Armor Enchères OVV. Cabinet Chanoit.
Eugène Boudin (1824-1898), Port de Bordeaux animé, huile sur toile, 1874, 40,5 x 65 cm.
Estimation : 80 000/100 000 €
Boudin au cœur de l’animation bordelaise
Les vues de Bordeaux furent particulièrement convoitées lors de la rétrospective des œuvres d’Eugène Boudin organisée en 1899 à l’École nationale des beaux-arts. Une toile titrée Port de Bordeaux fut d’ailleurs, à cette occasion, achetée par l’État français. Elle était datée 1874, tout comme ce tableau, présenté aux enchères à Lyon. Cette année est décidément chargée pour Eugène Boudin. Sur les conseils de son ami et disciple Claude Monet, il envoie trois toiles pour être accrochées à la première exposition des impressionnistes, organisée chez Nadar.
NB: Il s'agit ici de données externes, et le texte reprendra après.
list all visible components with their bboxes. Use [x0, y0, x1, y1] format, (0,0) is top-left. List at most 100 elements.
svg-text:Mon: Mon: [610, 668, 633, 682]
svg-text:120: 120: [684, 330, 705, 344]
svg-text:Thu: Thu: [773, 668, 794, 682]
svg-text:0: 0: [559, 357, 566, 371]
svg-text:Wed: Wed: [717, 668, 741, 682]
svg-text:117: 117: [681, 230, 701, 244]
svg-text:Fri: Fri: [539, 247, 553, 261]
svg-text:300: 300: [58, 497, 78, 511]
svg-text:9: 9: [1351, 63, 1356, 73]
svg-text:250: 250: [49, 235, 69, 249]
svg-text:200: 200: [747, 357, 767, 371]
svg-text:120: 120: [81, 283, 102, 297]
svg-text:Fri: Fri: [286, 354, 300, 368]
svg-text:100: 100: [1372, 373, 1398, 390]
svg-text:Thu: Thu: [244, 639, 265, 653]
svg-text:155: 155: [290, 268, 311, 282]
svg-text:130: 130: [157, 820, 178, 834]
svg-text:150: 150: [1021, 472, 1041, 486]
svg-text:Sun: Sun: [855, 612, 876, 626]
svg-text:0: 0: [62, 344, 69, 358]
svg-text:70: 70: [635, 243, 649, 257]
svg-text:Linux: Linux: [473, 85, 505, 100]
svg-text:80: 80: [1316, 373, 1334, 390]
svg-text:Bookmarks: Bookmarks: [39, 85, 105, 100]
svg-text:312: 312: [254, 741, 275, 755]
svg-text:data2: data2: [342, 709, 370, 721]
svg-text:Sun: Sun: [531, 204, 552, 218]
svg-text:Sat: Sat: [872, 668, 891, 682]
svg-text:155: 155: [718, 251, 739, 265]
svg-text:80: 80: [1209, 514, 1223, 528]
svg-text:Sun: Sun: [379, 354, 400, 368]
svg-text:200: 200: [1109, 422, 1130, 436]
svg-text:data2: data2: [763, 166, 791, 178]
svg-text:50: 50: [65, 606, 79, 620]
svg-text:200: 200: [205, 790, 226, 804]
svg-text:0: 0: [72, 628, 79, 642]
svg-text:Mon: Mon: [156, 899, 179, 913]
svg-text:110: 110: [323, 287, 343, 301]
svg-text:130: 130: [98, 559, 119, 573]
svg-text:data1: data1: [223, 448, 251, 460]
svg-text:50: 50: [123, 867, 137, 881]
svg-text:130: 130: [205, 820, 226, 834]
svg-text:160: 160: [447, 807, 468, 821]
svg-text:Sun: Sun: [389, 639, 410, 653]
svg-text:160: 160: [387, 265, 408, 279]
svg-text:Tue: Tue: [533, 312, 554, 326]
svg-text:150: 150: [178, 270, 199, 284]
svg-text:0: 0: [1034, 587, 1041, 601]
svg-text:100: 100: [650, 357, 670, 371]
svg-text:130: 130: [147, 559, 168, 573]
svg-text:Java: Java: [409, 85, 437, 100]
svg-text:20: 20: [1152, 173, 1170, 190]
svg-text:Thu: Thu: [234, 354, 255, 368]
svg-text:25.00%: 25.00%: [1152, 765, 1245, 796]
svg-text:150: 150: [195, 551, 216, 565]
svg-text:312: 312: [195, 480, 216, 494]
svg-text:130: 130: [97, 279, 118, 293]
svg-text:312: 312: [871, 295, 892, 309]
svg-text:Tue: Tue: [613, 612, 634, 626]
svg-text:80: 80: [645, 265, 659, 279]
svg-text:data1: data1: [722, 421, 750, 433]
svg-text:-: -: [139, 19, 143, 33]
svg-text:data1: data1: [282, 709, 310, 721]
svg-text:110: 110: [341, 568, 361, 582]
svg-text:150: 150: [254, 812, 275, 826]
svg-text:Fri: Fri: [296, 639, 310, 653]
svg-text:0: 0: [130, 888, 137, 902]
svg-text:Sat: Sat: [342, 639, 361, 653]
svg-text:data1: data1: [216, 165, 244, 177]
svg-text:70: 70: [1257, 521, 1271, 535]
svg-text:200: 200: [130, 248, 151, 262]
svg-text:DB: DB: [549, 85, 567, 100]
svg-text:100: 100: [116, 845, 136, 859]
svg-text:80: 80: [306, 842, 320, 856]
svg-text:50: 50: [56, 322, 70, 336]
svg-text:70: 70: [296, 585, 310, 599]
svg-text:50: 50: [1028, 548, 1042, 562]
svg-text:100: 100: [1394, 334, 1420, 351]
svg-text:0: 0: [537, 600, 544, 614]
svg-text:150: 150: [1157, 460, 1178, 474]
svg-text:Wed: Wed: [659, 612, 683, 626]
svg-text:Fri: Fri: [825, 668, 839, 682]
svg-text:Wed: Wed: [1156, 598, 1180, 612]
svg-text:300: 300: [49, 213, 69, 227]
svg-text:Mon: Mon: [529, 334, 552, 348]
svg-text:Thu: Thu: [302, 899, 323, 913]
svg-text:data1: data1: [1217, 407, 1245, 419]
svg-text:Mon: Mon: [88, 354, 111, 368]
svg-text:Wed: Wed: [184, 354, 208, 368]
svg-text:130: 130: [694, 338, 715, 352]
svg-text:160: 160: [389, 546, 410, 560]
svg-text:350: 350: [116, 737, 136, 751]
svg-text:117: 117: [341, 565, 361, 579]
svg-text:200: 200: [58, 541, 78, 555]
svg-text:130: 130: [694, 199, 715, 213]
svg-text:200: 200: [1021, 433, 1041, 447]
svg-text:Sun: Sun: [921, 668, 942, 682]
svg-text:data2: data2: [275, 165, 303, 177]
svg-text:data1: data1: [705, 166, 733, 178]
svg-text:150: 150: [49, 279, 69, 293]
Depuis peu, le maître normand est apprécié de la critique et du public, ses toiles se vendant mieux, notamment par l’intermédiaire du marchand Paul Durand-Ruel. Ses finances s’améliorent et lui permettent désormais de voyager plus facilement. Il parcourt ainsi les rivages de France, mais aussi des pays nordiques. Peintre de marine dans l’âme, il aime particulièrement les vues de bord de mer, mais aussi portuaires, à l’image du sujet de cette toile. Le peintre a particulièrement apprécié peindre la cité girondine, son port – l’un des plus importants de France –, et ses quais. En cette année 1874, l’artiste visite pour la seconde fois la ville et y restera plus de deux mois – du 5 septembre au 10 novembre. Il y passera ses journées à peindre autour du port, réceptif à son animation, mais aussi aux changements météorologiques. Il réalise sur le motif, en plein air, de rapides esquisses, dessins ou aquarelles – autant de petits formats qu’il retranscrira au calme dans son atelier sur des toiles plus grandes. Original par l’activité y étant retranscrite, ce tableau présente en outre les quais avec ses habitations, sur la partie gauche. Les bateaux, de grands voiliers, rappellent les marines traditionnelles hollandaises, tandis que le traitement de l’eau et du ciel se rattache à la technique impressionniste. Spontanéité et variations de touches et de couleurs caractérisent cette œuvre, l’une des «beautés météorologiques» ou des «prodigieuses magies de l’air et de l’eau» d’Eugène Boudin, selon son ami Charles Baudelaire.
Samedi 23 mars, Lyon.
Ivoire - Bérard - Péron OVV. M. Houg.